Der sinnvollste Weg für viele Praxen ist daher weder „nur SEO“ noch „nur Ads“, sondern eine klare Reihenfolge. Zuerst braucht es strategische Klarheit: Welche Leistungen sollen sichtbar werden? Für welche Patienten? In welchen Regionen? Danach folgt die digitale Infrastruktur: klare Website-Struktur, belastbare Leistungsseiten, gepflegte lokale Profile und sinnvolles Tracking. Erst darauf aufbauend entfalten SEO und Google Ads ihre eigentliche Wirkung. Ads können dann kurzfristig Nachfrage adressieren und Erkenntnisse liefern; SEO kann diese Erkenntnisse in nachhaltige Sichtbarkeit und thematische Autorität übersetzen.

Am Ende ist der Unterschied einfach, auch wenn seine Konsequenzen groß sind: Google Ads ist die steuerbare Akutintervention, SEO die langfristige Infrastruktur. Beide gehören nicht in Konkurrenz, sondern in ein gemeinsames System. Wer das versteht, wird Marketing für Arztpraxen nicht mehr als Sammlung einzelner Kanäle betrachten, sondern als präzise abgestimmtes Zusammenspiel von Relevanz, Vertrauen und Sichtbarkeit.


Quellen

Google Ads Help, „About Ad Rank“ und „Auction“: Google erläutert, dass Anzeigenpositionen nicht nur vom Gebot, sondern auch von Qualitätsfaktoren, Kontext und erwarteter Wirkung von Assets abhängen. 

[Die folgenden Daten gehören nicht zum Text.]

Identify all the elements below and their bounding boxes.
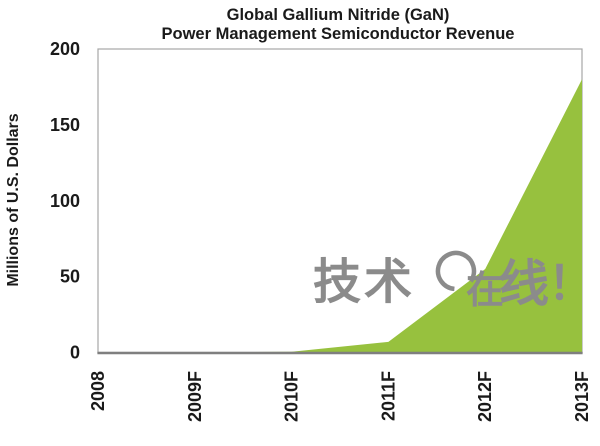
watermark: 技术 在 线 ！: [313, 250, 594, 312]
x-axis-tick-labels: 2008 2009F 2010F 2011F 2012F 2013F: [88, 371, 592, 422]
chart-title-line2: Power Management Semiconductor Revenue: [161, 25, 514, 43]
watermark-text-tech: 技术: [313, 256, 415, 309]
x-tick-label: 2011F: [378, 371, 398, 421]
x-tick-label: 2009F: [185, 371, 205, 422]
y-tick-label: 100: [50, 191, 80, 211]
watermark-text-zai: 在: [466, 270, 504, 312]
y-axis-tick-labels: 0 50 100 150 200: [50, 39, 80, 363]
x-tick-label: 2012F: [475, 371, 495, 422]
revenue-area-series: [98, 79, 582, 353]
x-tick-label: 2010F: [282, 371, 302, 422]
y-tick-label: 150: [50, 115, 80, 135]
y-axis-title: Millions of U.S. Dollars: [5, 113, 22, 286]
y-tick-label: 50: [60, 267, 80, 287]
x-tick-label: 2008: [88, 371, 108, 411]
x-tick-label: 2013F: [572, 371, 592, 422]
watermark-exclamation-mark: ！: [548, 257, 594, 309]
chart-title-line1: Global Gallium Nitride (GaN): [227, 6, 450, 24]
watermark-circle-icon: [435, 250, 477, 292]
y-tick-label: 0: [70, 343, 80, 363]
watermark-text-xian: 线: [499, 256, 549, 312]
y-tick-label: 200: [50, 39, 80, 59]
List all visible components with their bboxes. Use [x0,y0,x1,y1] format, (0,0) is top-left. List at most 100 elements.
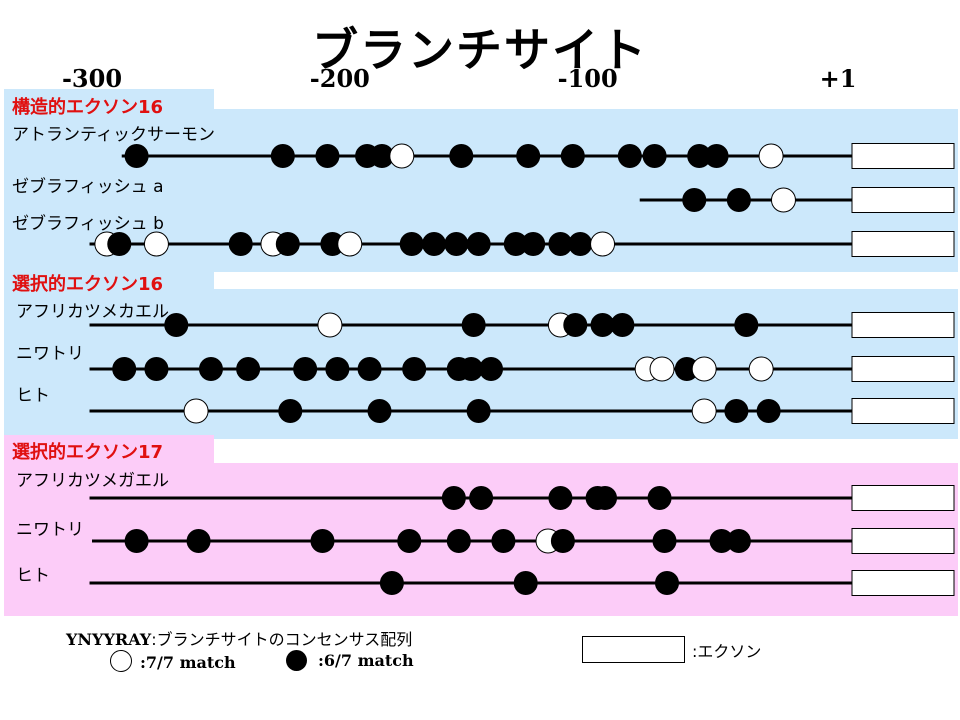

Google Ads Help, „About ad quality“ und „About Quality Score for Search campaigns“: Google beschreibt Anzeigenqualität und die Relevanz von Landingpages als wichtige Performancefaktoren. 

Google Search Central, „Creating helpful, reliable, people-first content“ sowie Informationen zu E-E-A-T: Google betont hilfreiche, verlässliche, nutzerorientierte Inhalte als Grundlage guter Sichtbarkeit, besonders in sensiblen Themenfeldern.